Şevket Abi'yi ilk gördüğüm günü hatırlıyorum: Yayın yönetmeninin katındaki odasına uğrayıp kendimi tanıttım. Her zaman ki zerafeti ve güven veren sessizliğiyle karşılık verdi bana, "Seni bugün maça götüreyim" dedi. O gün Atatürk Stadı'nda Fildişi ile Türk Milli Takımı'nın maçı vardı, hani şu Drogba'nın bize gol attığı 1-1 biten maç. Gürkan Abi ve Şevket Abi'yle birlikte hayatımın en keyifli maçlarından birini seyrettim.
***
Bir insanı ilk görüşte sever ve ona ısınırsınız, işte Şevket Abi öyle biriydi. Sadece benim için değil, herkes için öyleydi. O nedenle Yeni Asır'ın içinde de dışında da ona hürmet ediliyordu. Müthiş bir mesleki kariyere sahipti ve elbette bir gazetecilik bilgesiydi. O pırıl pırıl parlayan zeka dolu gözleri ve hafızasıyla sorduğunuz her soruya tahsilatlı cevaplar verir, sizi şaşırtırdı. Hazırladığı ekler Yeni Asır markasını temsil bakımından emsalsiz çalışmalardı. Yeni Asır'ın son yarım asırı içinde herkes ondan bir şeyler öğrenmiştir.

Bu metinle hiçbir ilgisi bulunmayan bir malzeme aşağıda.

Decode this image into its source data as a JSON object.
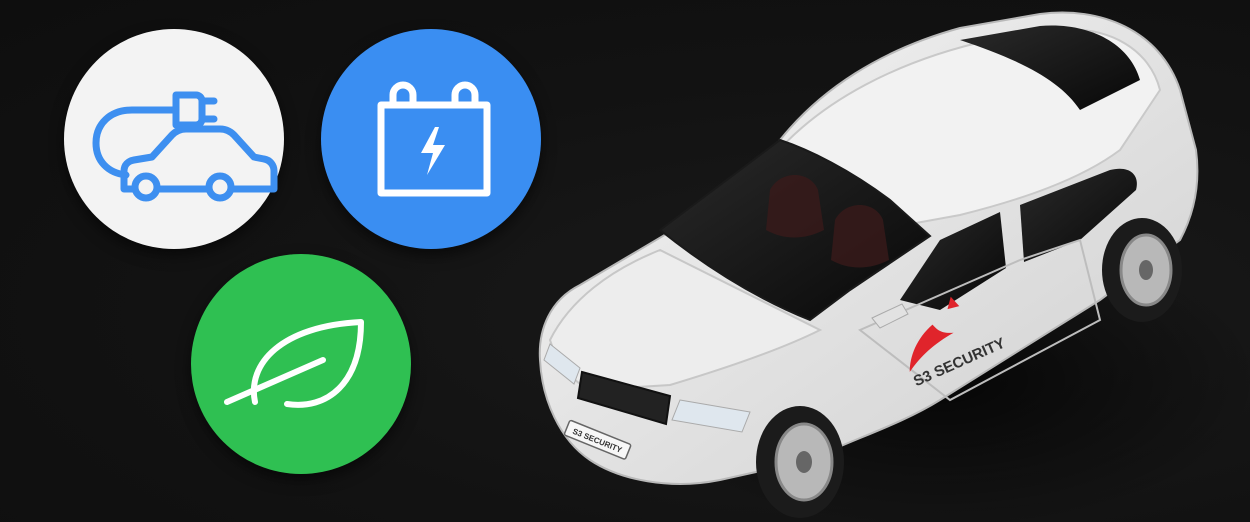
{
  "colors": {
    "background": "#121212",
    "ev_badge_fill": "#f4f4f4",
    "ev_icon_stroke": "#3d8ff0",
    "battery_badge_fill": "#3a8ef2",
    "leaf_badge_fill": "#2fc052",
    "icon_white": "#ffffff",
    "car_body": "#e9e9e9",
    "logo_red": "#e0242b"
  },
  "badges": [
    {
      "icon": "ev-charging-car-icon"
    },
    {
      "icon": "battery-bolt-icon"
    },
    {
      "icon": "leaf-eco-icon"
    }
  ],
  "car": {
    "door_logo_text": "S3 SECURITY",
    "plate_text": "S3 SECURITY"
  }
}
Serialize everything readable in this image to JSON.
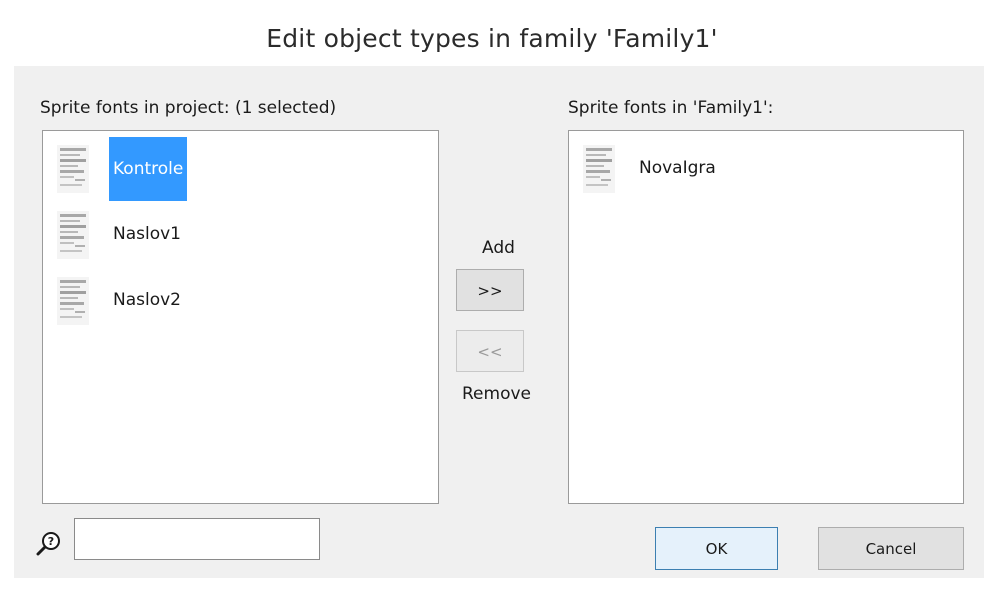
{
  "window": {
    "title": "Edit object types in family 'Family1'"
  },
  "left_panel": {
    "heading": "Sprite fonts in project: (1 selected)",
    "items": [
      {
        "label": "Kontrole",
        "selected": true
      },
      {
        "label": "Naslov1",
        "selected": false
      },
      {
        "label": "Naslov2",
        "selected": false
      }
    ]
  },
  "right_panel": {
    "heading": "Sprite fonts in 'Family1':",
    "items": [
      {
        "label": "NovaIgra",
        "selected": false
      }
    ]
  },
  "transfer": {
    "add_label": "Add",
    "add_button": ">>",
    "remove_button": "<<",
    "remove_label": "Remove"
  },
  "search": {
    "value": "",
    "placeholder": "",
    "icon": "help-search-icon"
  },
  "buttons": {
    "ok": "OK",
    "cancel": "Cancel"
  },
  "colors": {
    "selection": "#3399ff",
    "panel_background": "#f0f0f0",
    "list_background": "#ffffff"
  }
}
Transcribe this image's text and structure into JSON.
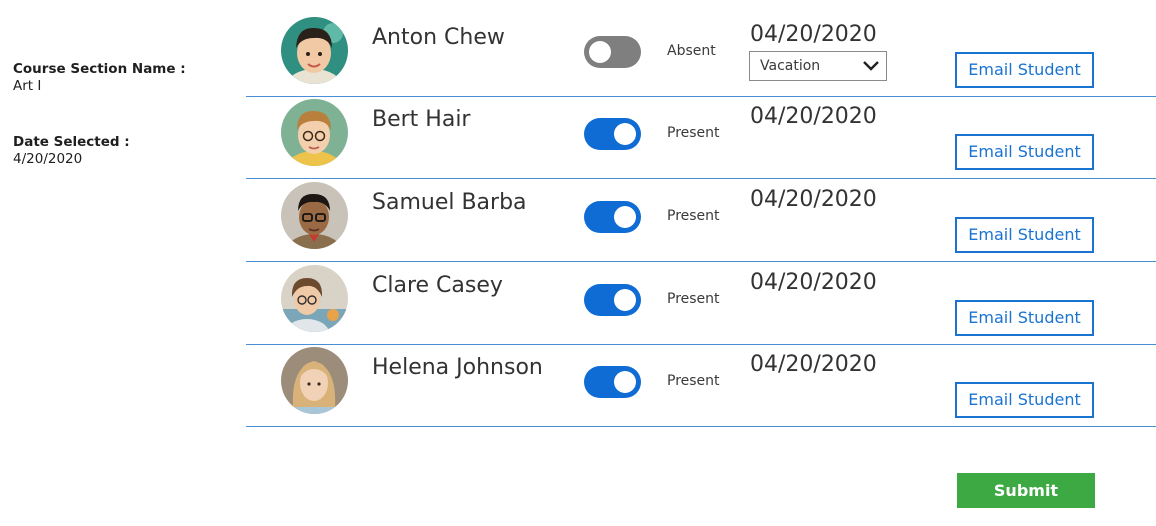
{
  "sidebar": {
    "course_section_label": "Course Section Name :",
    "course_section_value": "Art I",
    "date_selected_label": "Date Selected :",
    "date_selected_value": "4/20/2020"
  },
  "students": [
    {
      "name": "Anton Chew",
      "present": false,
      "status": "Absent",
      "date": "04/20/2020",
      "reason": "Vacation",
      "email_label": "Email Student"
    },
    {
      "name": "Bert Hair",
      "present": true,
      "status": "Present",
      "date": "04/20/2020",
      "email_label": "Email Student"
    },
    {
      "name": "Samuel Barba",
      "present": true,
      "status": "Present",
      "date": "04/20/2020",
      "email_label": "Email Student"
    },
    {
      "name": "Clare Casey",
      "present": true,
      "status": "Present",
      "date": "04/20/2020",
      "email_label": "Email Student"
    },
    {
      "name": "Helena Johnson",
      "present": true,
      "status": "Present",
      "date": "04/20/2020",
      "email_label": "Email Student"
    }
  ],
  "submit_label": "Submit",
  "colors": {
    "toggle_on": "#0f6cd4",
    "toggle_off": "#7f7f7f",
    "accent_blue": "#1a73d1",
    "divider": "#4a8fd6",
    "submit_green": "#3da943"
  }
}
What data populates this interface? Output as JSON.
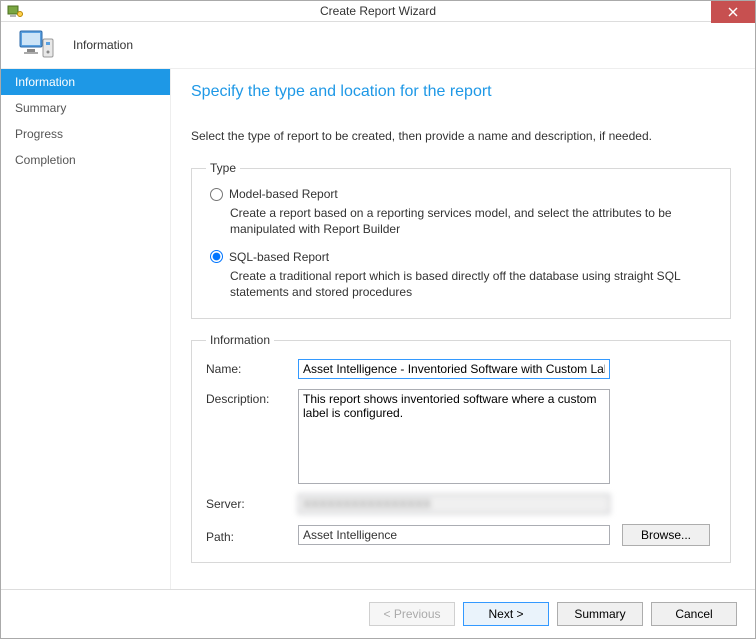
{
  "window": {
    "title": "Create Report Wizard"
  },
  "header": {
    "title": "Information"
  },
  "sidebar": {
    "items": [
      {
        "label": "Information",
        "active": true
      },
      {
        "label": "Summary",
        "active": false
      },
      {
        "label": "Progress",
        "active": false
      },
      {
        "label": "Completion",
        "active": false
      }
    ]
  },
  "page": {
    "heading": "Specify the type and location for the report",
    "instruction": "Select the type of report to be created, then provide a name and description, if needed."
  },
  "type_group": {
    "legend": "Type",
    "options": [
      {
        "label": "Model-based Report",
        "description": "Create a report based on a reporting services model, and select the attributes to be manipulated with Report Builder",
        "selected": false
      },
      {
        "label": "SQL-based Report",
        "description": "Create a traditional report which is based directly off the database using straight SQL statements and stored procedures",
        "selected": true
      }
    ]
  },
  "info_group": {
    "legend": "Information",
    "name_label": "Name:",
    "name_value": "Asset Intelligence - Inventoried Software with Custom Labels",
    "description_label": "Description:",
    "description_value": "This report shows inventoried software where a custom label is configured.",
    "server_label": "Server:",
    "server_value": "████████████████",
    "path_label": "Path:",
    "path_value": "Asset Intelligence",
    "browse_label": "Browse..."
  },
  "footer": {
    "previous": "< Previous",
    "next": "Next >",
    "summary": "Summary",
    "cancel": "Cancel"
  }
}
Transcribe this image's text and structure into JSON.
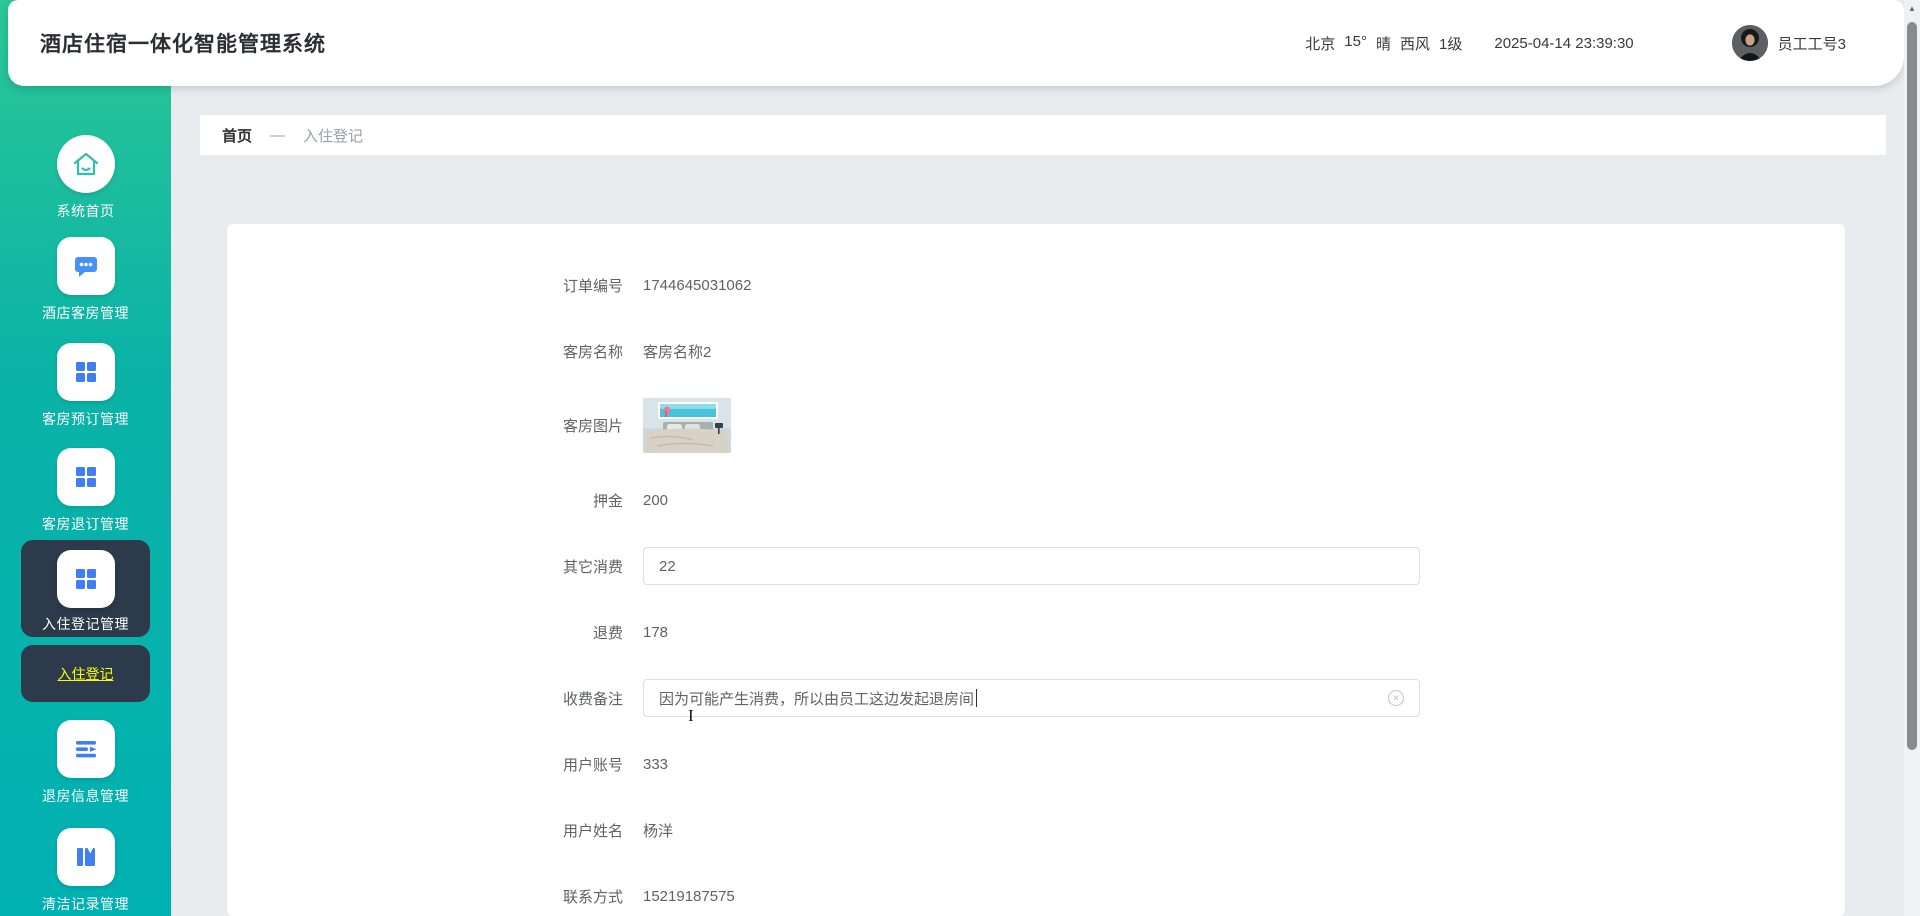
{
  "header": {
    "title": "酒店住宿一体化智能管理系统",
    "weather": {
      "city": "北京",
      "temp": "15°",
      "condition": "晴",
      "wind": "西风",
      "wind_level": "1级"
    },
    "datetime": "2025-04-14 23:39:30",
    "username": "员工工号3"
  },
  "sidebar": {
    "items": [
      {
        "label": "系统首页",
        "icon": "home-icon"
      },
      {
        "label": "酒店客房管理",
        "icon": "chat-icon"
      },
      {
        "label": "客房预订管理",
        "icon": "grid-icon"
      },
      {
        "label": "客房退订管理",
        "icon": "grid-icon"
      },
      {
        "label": "入住登记管理",
        "icon": "grid-icon",
        "active": true
      },
      {
        "label": "退房信息管理",
        "icon": "list-icon"
      },
      {
        "label": "清洁记录管理",
        "icon": "book-icon"
      }
    ],
    "submenu": {
      "label": "入住登记",
      "active": true
    }
  },
  "breadcrumb": {
    "home": "首页",
    "separator": "—",
    "current": "入住登记"
  },
  "form": {
    "fields": [
      {
        "label": "订单编号",
        "value": "1744645031062",
        "type": "static"
      },
      {
        "label": "客房名称",
        "value": "客房名称2",
        "type": "static"
      },
      {
        "label": "客房图片",
        "value": "",
        "type": "image"
      },
      {
        "label": "押金",
        "value": "200",
        "type": "static"
      },
      {
        "label": "其它消费",
        "value": "22",
        "type": "input"
      },
      {
        "label": "退费",
        "value": "178",
        "type": "static"
      },
      {
        "label": "收费备注",
        "value": "因为可能产生消费，所以由员工这边发起退房间",
        "type": "input-clearable"
      },
      {
        "label": "用户账号",
        "value": "333",
        "type": "static"
      },
      {
        "label": "用户姓名",
        "value": "杨洋",
        "type": "static"
      },
      {
        "label": "联系方式",
        "value": "15219187575",
        "type": "static"
      }
    ]
  },
  "colors": {
    "sidebar_teal": "#00b1b2",
    "sidebar_green": "#2bc795",
    "active_dark": "#2d3a4b",
    "icon_blue": "#4691f6",
    "submenu_yellow": "#fdfd00",
    "home_icon_teal": "#2fbfae"
  }
}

Gürkan Abi'den öğreniyoruz ki İzmir'de her gazeteci ondan bir şeyler öğrenmiş.
***
Bazı insanlar uzun da yaşasalar ölümleri büyük kayıpları ifade eder.
Şevket Abi öyle bir insandı.
Büyük gazeteciydi.
İyi insandı.
Onun kaybı herkes gibi beni de çok üzdü. Allah'dan çalışmayı bırakmadan önce kendisiyle uzun sohbetler yapma imkanı buldum. Anılarını tatlı bir anlayışla paylaştı benimle. Hastalıktan sonra da telefonla sürdürdük ilişkimizi.
Eşi az bulunur bir insan daha çekti gitti.
Allah rahmeti üzerine olsun.
Ailesine ve Yeni Asır camiasına başsağlığı diliyorum.